28 December 2009

As We Head Bravely Into the New Year,

our self-appointed lords & masters have decreed that we cannot stand, eat, drink, read, or use a bathroom for the last 60 minutes of airline flight. Why? Because the most recent example of I.T. (Incompetent Terrorist) managed to set himself on fire. His plan was thwarted by another passenger who jumped up & subdued Captain Underpants.

Therefore, we cannot get out of our seats during that time. After all, we mustn't allow the few people who can still think for themselves to do anything about the next attempt. That would be profiling ... so make sure you get a pass from the hall monitor, or else Janet "our system works" Napolitano will send you to the Principal's office. We must assume that one of the two remaining Air Marshals (if actually on the plane) will then arrest the miscreant, who will be charged with "standing up on a plane".

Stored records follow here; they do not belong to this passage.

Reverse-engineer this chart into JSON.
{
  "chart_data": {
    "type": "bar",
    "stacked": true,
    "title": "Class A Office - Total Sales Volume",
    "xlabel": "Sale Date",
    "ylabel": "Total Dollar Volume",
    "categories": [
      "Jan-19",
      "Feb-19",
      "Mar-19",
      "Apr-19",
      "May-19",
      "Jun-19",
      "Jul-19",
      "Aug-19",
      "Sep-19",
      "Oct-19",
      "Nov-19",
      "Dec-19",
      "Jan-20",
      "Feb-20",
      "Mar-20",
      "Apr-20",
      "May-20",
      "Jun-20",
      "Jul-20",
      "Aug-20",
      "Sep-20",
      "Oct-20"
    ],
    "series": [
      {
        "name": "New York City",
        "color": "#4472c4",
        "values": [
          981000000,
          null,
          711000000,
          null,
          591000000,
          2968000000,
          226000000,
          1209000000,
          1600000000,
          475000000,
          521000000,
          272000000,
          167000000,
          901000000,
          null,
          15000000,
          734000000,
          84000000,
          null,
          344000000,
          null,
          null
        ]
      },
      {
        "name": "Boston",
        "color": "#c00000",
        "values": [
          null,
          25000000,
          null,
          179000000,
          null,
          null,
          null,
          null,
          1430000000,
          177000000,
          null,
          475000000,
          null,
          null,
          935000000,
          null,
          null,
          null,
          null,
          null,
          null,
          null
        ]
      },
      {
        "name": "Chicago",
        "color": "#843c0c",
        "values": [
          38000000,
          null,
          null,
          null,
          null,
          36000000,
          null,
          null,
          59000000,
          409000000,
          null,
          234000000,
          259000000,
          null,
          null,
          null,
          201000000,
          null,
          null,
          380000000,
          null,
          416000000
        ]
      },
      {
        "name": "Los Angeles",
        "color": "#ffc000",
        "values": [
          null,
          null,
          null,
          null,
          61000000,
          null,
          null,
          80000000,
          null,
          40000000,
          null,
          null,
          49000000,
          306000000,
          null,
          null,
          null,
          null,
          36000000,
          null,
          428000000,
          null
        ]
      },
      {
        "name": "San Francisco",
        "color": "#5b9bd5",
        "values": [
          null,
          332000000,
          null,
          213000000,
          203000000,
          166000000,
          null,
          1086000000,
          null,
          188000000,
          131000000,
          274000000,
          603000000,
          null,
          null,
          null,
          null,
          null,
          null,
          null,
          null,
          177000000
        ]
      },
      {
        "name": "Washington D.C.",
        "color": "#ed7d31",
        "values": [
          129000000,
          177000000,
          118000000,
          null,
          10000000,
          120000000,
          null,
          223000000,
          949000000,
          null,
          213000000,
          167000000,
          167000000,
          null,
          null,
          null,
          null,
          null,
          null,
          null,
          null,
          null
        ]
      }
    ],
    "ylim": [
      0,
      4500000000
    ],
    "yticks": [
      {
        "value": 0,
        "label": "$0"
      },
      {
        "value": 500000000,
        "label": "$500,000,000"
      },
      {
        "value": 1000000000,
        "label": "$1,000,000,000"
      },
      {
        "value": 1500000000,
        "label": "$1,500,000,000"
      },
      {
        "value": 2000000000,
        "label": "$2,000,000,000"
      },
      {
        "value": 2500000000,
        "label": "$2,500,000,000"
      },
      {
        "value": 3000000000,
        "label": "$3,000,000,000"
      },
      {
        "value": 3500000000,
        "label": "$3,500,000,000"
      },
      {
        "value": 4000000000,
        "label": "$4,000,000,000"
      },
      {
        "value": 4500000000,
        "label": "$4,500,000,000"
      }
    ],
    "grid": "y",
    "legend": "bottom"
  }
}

The First Church of Globular Warmering ("All hail Pope Algore the First!") has decreed that air travel produces so much carbon that henceforth the little people must be discouraged from flying. That's us, boys and girls. Only Algore plane can be permitted to fly - after all, he's zooming around the world in his private jet, producing approximately 20 times more carbon than the rest of us. Therefore, we must all stop, so that he can go on.

So lose your underwear, boys and girls, and prepare to fly commando - it seems Big Brother is going to further indulge his penchant for kabuki rather than do what's necessary to stop, you know, actual terrorists.

UPDATE: It seems that the new rules against standing, reading, going to the restroom, or breathing (well, you know what I mean) are being relaxed again. They didn't say anything about whether we'll be strip-searched or have our underwear inspected in the future.

2 comments:

Cassie said...

Well put Rev.! Actually I did not know about the new "60 minute rule". What a crock of....well, you know. The sight of Algore makes me ill and he keeps showing up on the boobtube when least expected. Ugh.
Well, in spite of our newest regime and additional restraints they've put on us, we're hoping you have a happy new year!!
Blessings, Cassie and Patrick

joated said...

"When in danger or in doubt, run in circles, scream and shout."
--Anon.
Well, they sure have the run in circles part sewn up.